O tema da felicidade percorre toda a história da filosofia, mas ganha contornos singulares quando aproximamos duas figuras aparentemente inconciliáveis: Santo Agostinho e Friedrich Nietzsche. Um, bispo do século IV, pensador cristão que marcou profundamente a teologia ocidental; o outro, filósofo do século XIX, crítico mordaz do cristianismo e da tradição metafísica. A relação entre eles pode parecer improvável, mas, como mostra Matthew Rose em seu artigo Nietzsche on Augustine on Happiness, o embate entre os dois lança luz sobre questões fundamentais da ética e da existência humana.
Segundo Rose, Nietzsche leu Agostinho com uma mistura de hostilidade e fascínio. Para o filósofo alemão, Agostinho teria transformado a busca humana pela felicidade em uma experiência de negação da vida. Em vez de enxergar a felicidade como expansão da existência, Agostinho a teria concebido como repouso, quietude e passividade, um “sábado eterno” em que o ser humano já não deseja nem age. Nesse sentido, a beatitude cristã não apareceria como o florescimento da vida, mas como a sua anestesia.
Essa crítica se torna ainda mais contundente quando Nietzsche aproxima Agostinho do ideal epicurista de tranquilidade estática: a felicidade não consistiria em fazer, mas em não mais precisar fazer. Para Nietzsche, isso significa que o cristão vive uma ilusão. Se a felicidade só pode vir de fora, como dom exclusivo da graça, então não existe ligação verdadeira entre a vida natural do homem e a sua realização plena. O resultado é uma ética que desvaloriza a ação humana, gera ressentimento e conduz ao niilismo.
No entanto, Rose mostra que essa leitura, embora penetrante, não faz justiça à riqueza da visão agostiniana. É verdade que Agostinho insiste no caráter transcendente da felicidade última, que só pode ser dada por Deus. Mas isso não significa que ele despreze totalmente a vida natural. Ao contrário, podemos encontrar em seus escritos elementos que reconhecem formas de felicidade proporcionais à condição humana criada. Há momentos em que a contemplação intelectual da ordem do ser traz alegria e paz; há também experiências de amor humano autêntico que oferecem uma felicidade genuína, ainda que limitada. Essas dimensões não substituem a beatitude sobrenatural, mas podem ser entendidas como pressupostos naturais que a graça não destrói, mas aperfeiçoa.

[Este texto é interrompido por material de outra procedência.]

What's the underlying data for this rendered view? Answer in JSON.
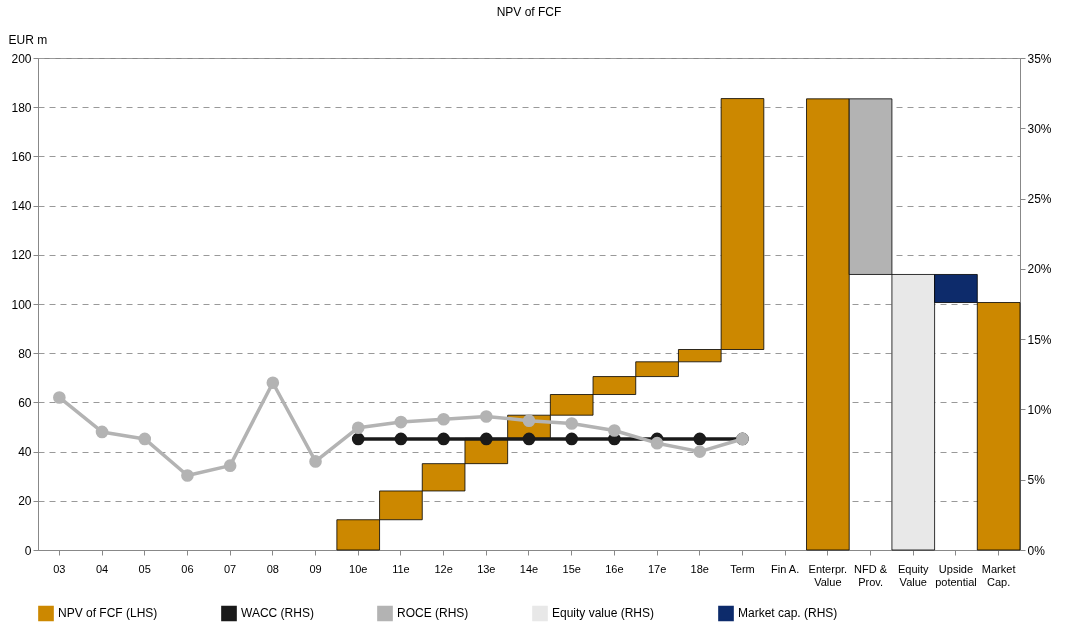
{
  "chart_data": {
    "type": "bar",
    "title": "NPV of FCF",
    "ylabel": "EUR m",
    "categories": [
      "03",
      "04",
      "05",
      "06",
      "07",
      "08",
      "09",
      "10e",
      "11e",
      "12e",
      "13e",
      "14e",
      "15e",
      "16e",
      "17e",
      "18e",
      "Term",
      "Fin A.",
      "Enterpr.\nValue",
      "NFD &\nProv.",
      "Equity\nValue",
      "Upside\npotential",
      "Market\nCap."
    ],
    "series": [
      {
        "name": "NPV of FCF (LHS)",
        "color": "#cc8800",
        "values": [
          null,
          null,
          null,
          null,
          null,
          null,
          null,
          12.3,
          11.7,
          11.1,
          10.3,
          9.4,
          8.4,
          7.3,
          6.0,
          5.0,
          102.0,
          null,
          183.4,
          null,
          null,
          null,
          100.6
        ],
        "base": [
          null,
          null,
          null,
          null,
          null,
          null,
          null,
          0,
          12.3,
          24.0,
          35.1,
          45.4,
          54.8,
          63.2,
          70.5,
          76.5,
          81.5,
          null,
          0,
          null,
          null,
          null,
          0
        ]
      },
      {
        "name": "WACC (RHS)",
        "type": "line",
        "axis": "y2",
        "color": "#1a1a1a",
        "values": [
          null,
          null,
          null,
          null,
          null,
          null,
          null,
          7.9,
          7.9,
          7.9,
          7.9,
          7.9,
          7.9,
          7.9,
          7.9,
          7.9,
          7.9,
          null,
          null,
          null,
          null,
          null,
          null
        ]
      },
      {
        "name": "ROCE (RHS)",
        "type": "line",
        "axis": "y2",
        "color": "#b3b3b3",
        "values": [
          10.85,
          8.4,
          7.9,
          5.3,
          6.0,
          11.9,
          6.3,
          8.7,
          9.1,
          9.3,
          9.5,
          9.2,
          9.0,
          8.5,
          7.6,
          7.0,
          7.9,
          null,
          null,
          null,
          null,
          null,
          null
        ]
      },
      {
        "color": "#b3b3b3",
        "values": [
          null,
          null,
          null,
          null,
          null,
          null,
          null,
          null,
          null,
          null,
          null,
          null,
          null,
          null,
          null,
          null,
          null,
          null,
          null,
          71.4,
          null,
          null,
          null
        ],
        "base": [
          null,
          null,
          null,
          null,
          null,
          null,
          null,
          null,
          null,
          null,
          null,
          null,
          null,
          null,
          null,
          null,
          null,
          null,
          null,
          112.0,
          null,
          null,
          null
        ]
      },
      {
        "name": "Equity value (RHS)",
        "color": "#e8e8e8",
        "values": [
          null,
          null,
          null,
          null,
          null,
          null,
          null,
          null,
          null,
          null,
          null,
          null,
          null,
          null,
          null,
          null,
          null,
          null,
          null,
          null,
          112.0,
          null,
          null
        ],
        "base": [
          null,
          null,
          null,
          null,
          null,
          null,
          null,
          null,
          null,
          null,
          null,
          null,
          null,
          null,
          null,
          null,
          null,
          null,
          null,
          null,
          0,
          null,
          null
        ]
      },
      {
        "name": "Market cap. (RHS)",
        "color": "#0d2b6b",
        "values": [
          null,
          null,
          null,
          null,
          null,
          null,
          null,
          null,
          null,
          null,
          null,
          null,
          null,
          null,
          null,
          null,
          null,
          null,
          null,
          null,
          null,
          11.4,
          null
        ],
        "base": [
          null,
          null,
          null,
          null,
          null,
          null,
          null,
          null,
          null,
          null,
          null,
          null,
          null,
          null,
          null,
          null,
          null,
          null,
          null,
          null,
          null,
          100.6,
          null
        ]
      }
    ],
    "ylim": [
      0,
      200
    ],
    "yticks": [
      0,
      20,
      40,
      60,
      80,
      100,
      120,
      140,
      160,
      180,
      200
    ],
    "y2lim": [
      0,
      35
    ],
    "y2ticks": [
      {
        "value": 0,
        "label": "0%"
      },
      {
        "value": 5,
        "label": "5%"
      },
      {
        "value": 10,
        "label": "10%"
      },
      {
        "value": 15,
        "label": "15%"
      },
      {
        "value": 20,
        "label": "20%"
      },
      {
        "value": 25,
        "label": "25%"
      },
      {
        "value": 30,
        "label": "30%"
      },
      {
        "value": 35,
        "label": "35%"
      }
    ],
    "grid": "y",
    "legend": "bottom",
    "marker": "circle",
    "line_style": "solid"
  }
}
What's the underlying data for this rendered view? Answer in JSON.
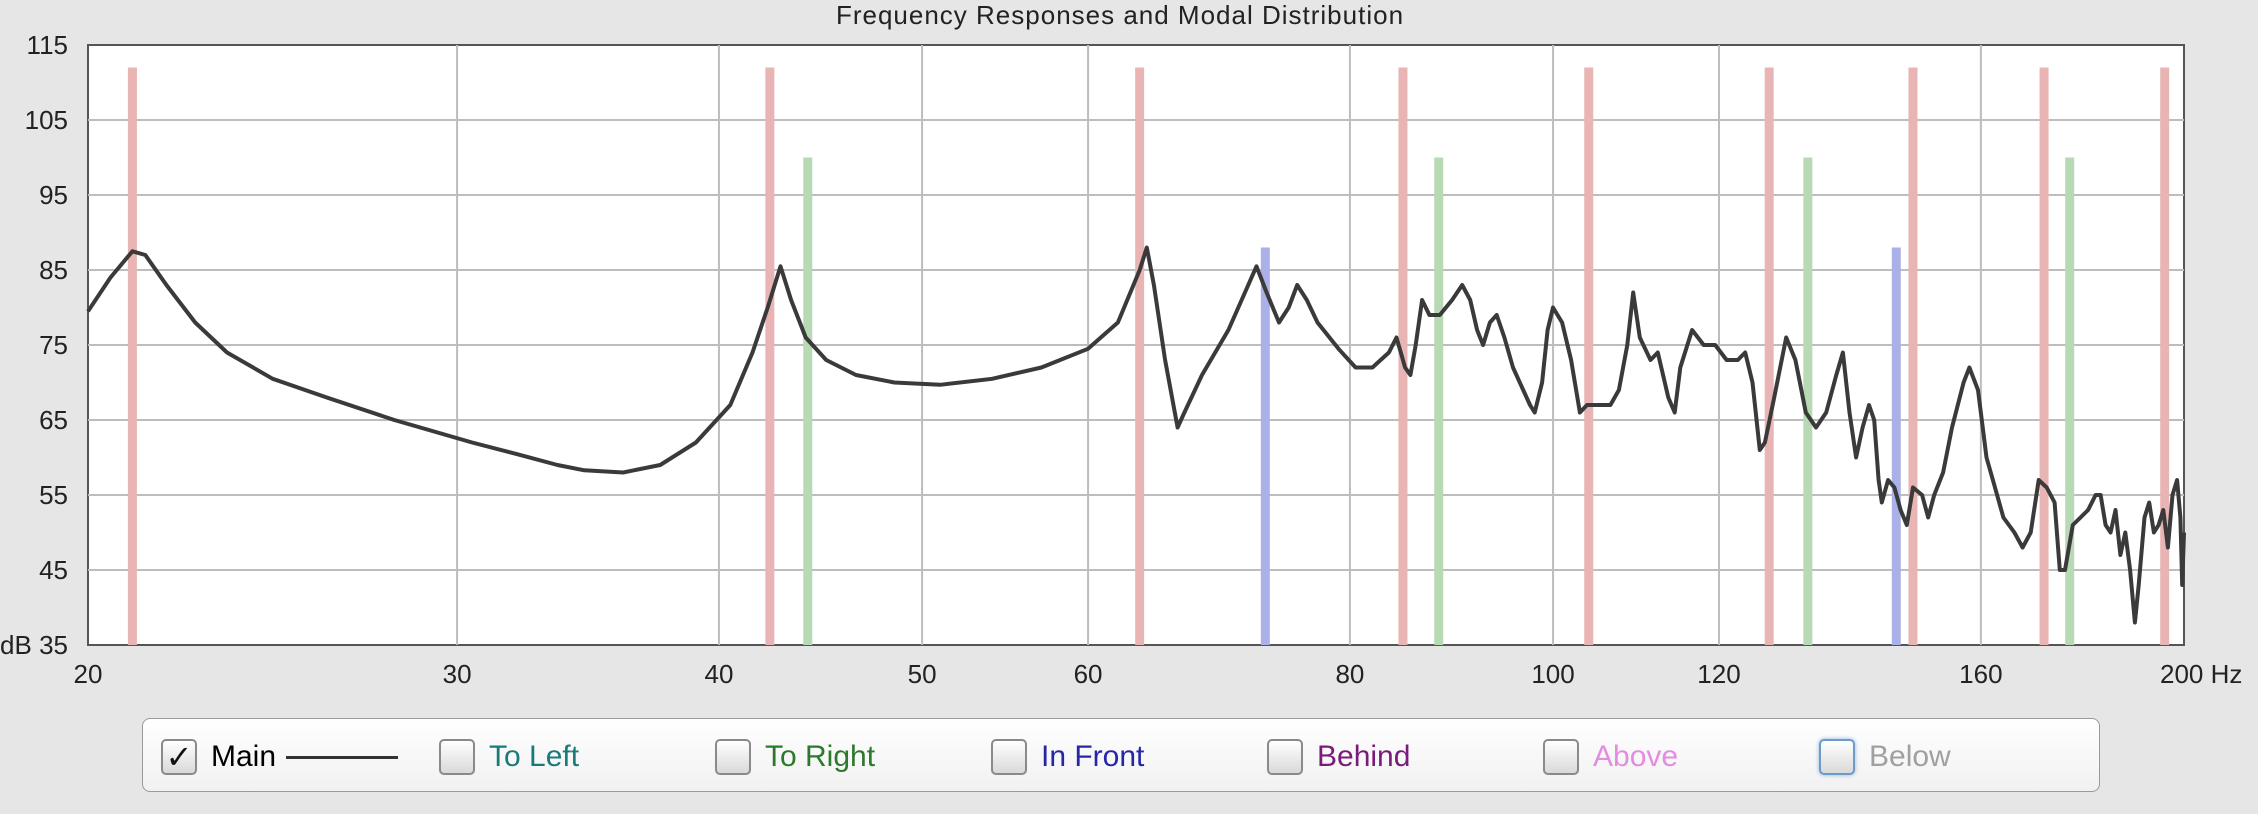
{
  "chart_data": {
    "type": "line",
    "title": "Frequency Responses and Modal Distribution",
    "xscale": "log",
    "xlim": [
      20,
      200
    ],
    "ylim": [
      35,
      115
    ],
    "x_ticks": [
      20,
      30,
      40,
      50,
      60,
      80,
      100,
      120,
      160,
      200
    ],
    "x_tick_labels": [
      "20",
      "30",
      "40",
      "50",
      "60",
      "80",
      "100",
      "120",
      "160",
      "200 Hz"
    ],
    "y_ticks": [
      35,
      45,
      55,
      65,
      75,
      85,
      95,
      105,
      115
    ],
    "y_tick_labels": [
      "dB 35",
      "45",
      "55",
      "65",
      "75",
      "85",
      "95",
      "105",
      "115"
    ],
    "grid": true,
    "series": [
      {
        "name": "Main",
        "color": "#3a3a3a",
        "points": [
          [
            20.0,
            79.5
          ],
          [
            20.5,
            84
          ],
          [
            21.0,
            87.5
          ],
          [
            21.3,
            87
          ],
          [
            21.8,
            83
          ],
          [
            22.5,
            78
          ],
          [
            23.3,
            74
          ],
          [
            24.5,
            70.5
          ],
          [
            26,
            68
          ],
          [
            28,
            65
          ],
          [
            30.5,
            62
          ],
          [
            32,
            60.5
          ],
          [
            33.5,
            59
          ],
          [
            34.5,
            58.3
          ],
          [
            36,
            58
          ],
          [
            37.5,
            59
          ],
          [
            39,
            62
          ],
          [
            40.5,
            67
          ],
          [
            41.5,
            74
          ],
          [
            42.2,
            80
          ],
          [
            42.8,
            85.5
          ],
          [
            43.3,
            81
          ],
          [
            44,
            76
          ],
          [
            45,
            73
          ],
          [
            46.5,
            71
          ],
          [
            48.5,
            70
          ],
          [
            51,
            69.7
          ],
          [
            54,
            70.5
          ],
          [
            57,
            72
          ],
          [
            60,
            74.5
          ],
          [
            62,
            78
          ],
          [
            63.5,
            85
          ],
          [
            64,
            88
          ],
          [
            64.5,
            83
          ],
          [
            65.3,
            73
          ],
          [
            66.2,
            64
          ],
          [
            66.7,
            66
          ],
          [
            68,
            71
          ],
          [
            70,
            77
          ],
          [
            72.2,
            85.5
          ],
          [
            73,
            82
          ],
          [
            74,
            78
          ],
          [
            74.8,
            80
          ],
          [
            75.5,
            83
          ],
          [
            76.3,
            81
          ],
          [
            77.2,
            78
          ],
          [
            79,
            74.5
          ],
          [
            80.5,
            72
          ],
          [
            82,
            72
          ],
          [
            83.5,
            74
          ],
          [
            84.2,
            76
          ],
          [
            85,
            72
          ],
          [
            85.5,
            71
          ],
          [
            86,
            75
          ],
          [
            86.6,
            81
          ],
          [
            87.3,
            79
          ],
          [
            88.3,
            79
          ],
          [
            89.5,
            81
          ],
          [
            90.5,
            83
          ],
          [
            91.3,
            81
          ],
          [
            92,
            77
          ],
          [
            92.6,
            75
          ],
          [
            93.3,
            78
          ],
          [
            94,
            79
          ],
          [
            94.8,
            76
          ],
          [
            95.7,
            72
          ],
          [
            97.5,
            67
          ],
          [
            98,
            66
          ],
          [
            98.8,
            70
          ],
          [
            99.4,
            77
          ],
          [
            100,
            80
          ],
          [
            101,
            78
          ],
          [
            102,
            73
          ],
          [
            103,
            66
          ],
          [
            103.8,
            67
          ],
          [
            105,
            67
          ],
          [
            106.5,
            67
          ],
          [
            107.5,
            69
          ],
          [
            108.5,
            75
          ],
          [
            109.2,
            82
          ],
          [
            110,
            76
          ],
          [
            111.3,
            73
          ],
          [
            112.2,
            74
          ],
          [
            113.5,
            68
          ],
          [
            114.3,
            66
          ],
          [
            115,
            72
          ],
          [
            116.5,
            77
          ],
          [
            118,
            75
          ],
          [
            119.5,
            75
          ],
          [
            121,
            73
          ],
          [
            122.5,
            73
          ],
          [
            123.5,
            74
          ],
          [
            124.5,
            70
          ],
          [
            125.5,
            61
          ],
          [
            126.2,
            62
          ],
          [
            127.5,
            68
          ],
          [
            129.2,
            76
          ],
          [
            130.5,
            73
          ],
          [
            132,
            66
          ],
          [
            133.5,
            64
          ],
          [
            135,
            66
          ],
          [
            136.5,
            71
          ],
          [
            137.5,
            74
          ],
          [
            138.5,
            66
          ],
          [
            139.5,
            60
          ],
          [
            140.5,
            64
          ],
          [
            141.5,
            67
          ],
          [
            142.3,
            65
          ],
          [
            143,
            57
          ],
          [
            143.5,
            54
          ],
          [
            144.5,
            57
          ],
          [
            145.5,
            56
          ],
          [
            146.5,
            53
          ],
          [
            147.5,
            51
          ],
          [
            148.5,
            56
          ],
          [
            150,
            55
          ],
          [
            151,
            52
          ],
          [
            152,
            55
          ],
          [
            153.5,
            58
          ],
          [
            155,
            64
          ],
          [
            157,
            70
          ],
          [
            158,
            72
          ],
          [
            159.5,
            69
          ],
          [
            161,
            60
          ],
          [
            162.5,
            56
          ],
          [
            164,
            52
          ],
          [
            166,
            50
          ],
          [
            167.5,
            48
          ],
          [
            169,
            50
          ],
          [
            170.5,
            57
          ],
          [
            172,
            56
          ],
          [
            173.5,
            54
          ],
          [
            174.5,
            45
          ],
          [
            175.5,
            45
          ],
          [
            177,
            51
          ],
          [
            178.5,
            52
          ],
          [
            180,
            53
          ],
          [
            181.5,
            55
          ],
          [
            182.5,
            55
          ],
          [
            183.5,
            51
          ],
          [
            184.5,
            50
          ],
          [
            185.5,
            53
          ],
          [
            186.5,
            47
          ],
          [
            187.5,
            50
          ],
          [
            188.5,
            45
          ],
          [
            189.5,
            38
          ],
          [
            190.3,
            43
          ],
          [
            191.5,
            52
          ],
          [
            192.5,
            54
          ],
          [
            193.5,
            50
          ],
          [
            194.5,
            51
          ],
          [
            195.5,
            53
          ],
          [
            196.5,
            48
          ],
          [
            197.5,
            55
          ],
          [
            198.5,
            57
          ],
          [
            199.2,
            52
          ],
          [
            199.6,
            43
          ],
          [
            200,
            50
          ]
        ]
      }
    ],
    "modes": [
      {
        "group": "red",
        "color": "#e8b4b4",
        "top": 112,
        "freqs": [
          21.0,
          42.3,
          63.5,
          84.8,
          104.0,
          126.8,
          148.5,
          171.5,
          195.8
        ]
      },
      {
        "group": "green",
        "color": "#b7d9b4",
        "top": 100,
        "freqs": [
          44.1,
          88.2,
          132.3,
          176.4
        ]
      },
      {
        "group": "blue",
        "color": "#aab0e8",
        "top": 88,
        "freqs": [
          72.9,
          145.8
        ]
      }
    ]
  },
  "legend": {
    "items": [
      {
        "label": "Main",
        "color": "#333333",
        "checked": true
      },
      {
        "label": "To Left",
        "color": "#1a7a7a",
        "checked": false
      },
      {
        "label": "To Right",
        "color": "#2b7a2b",
        "checked": false
      },
      {
        "label": "In Front",
        "color": "#2626a8",
        "checked": false
      },
      {
        "label": "Behind",
        "color": "#7a1a7a",
        "checked": false
      },
      {
        "label": "Above",
        "color": "#e48ce0",
        "checked": false
      },
      {
        "label": "Below",
        "color": "#a0a0a0",
        "checked": false
      }
    ],
    "check_glyph": "✓"
  }
}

Assim, o confronto entre Nietzsche e Agostinho nos obriga a repensar a relação entre natureza e graça, entre vida terrena e destino eterno. Nietzsche acusa Agostinho de instaurar uma ética que aliena o homem de si mesmo e desvaloriza sua vida. Mas Rose sugere que, se reconhecermos em Agostinho a possibilidade de uma felicidade natural, essa crítica perde força. A beatitude cristã não seria ruptura absoluta com a vida, mas seu coroamento.
O que está em jogo, portanto, é a possibilidade de falar de uma felicidade natural que prepara o caminho para a plenitude da graça. Essa questão permanece aberta, talvez como uma tensão constitutiva da própria condição humana. Entre o repouso agostiniano e a afirmação nietzschiana da vida, somos convidados a refletir sobre o que significa realmente ser feliz — e sobre até que ponto a felicidade é obra nossa ou dom recebido.
Eu, particularmente, estou do lado de Agostinho na medida em que sua posição vê a felicidade perfeita no nada fazer ou no repouso (o fazer é um sinal da limitação; só nossa cultura ativista-materialista-utilitarista pode equivocadamente perceber a superioridade absoluta do fazer sobre o repousar) e no dom (a felicidade é algo de infinito, que, propriamente dizendo, só pode ser recebido; aliás, como poderíamos alcançar o infinito se o próprio infinito não se manifestasse?). Este caráter “sobrenatural” da felicidade não nega o estágio da felicidade natural, que, embora não perfeito, prepara a alma para entrar na felicidade perfeita. No estágio da felicidade imperfeita, precisamos agir ou fazer para superar limitações que nos são próprias nesta vida e nos dispor melhor para o estágio definitivo da felicidade, o perfeito, no qual não precisamos de agir nem de fazer nada, mas somos tomados pela plenitude na qual podemos repousar e alegrar-nos sem limites.
Texto baseado no artigo de Matthew Rose, Nietzsche on Augustine on Happiness, publicado em Studies in Christian Ethics (2017, vol. 30, n. 2, p. 170–178).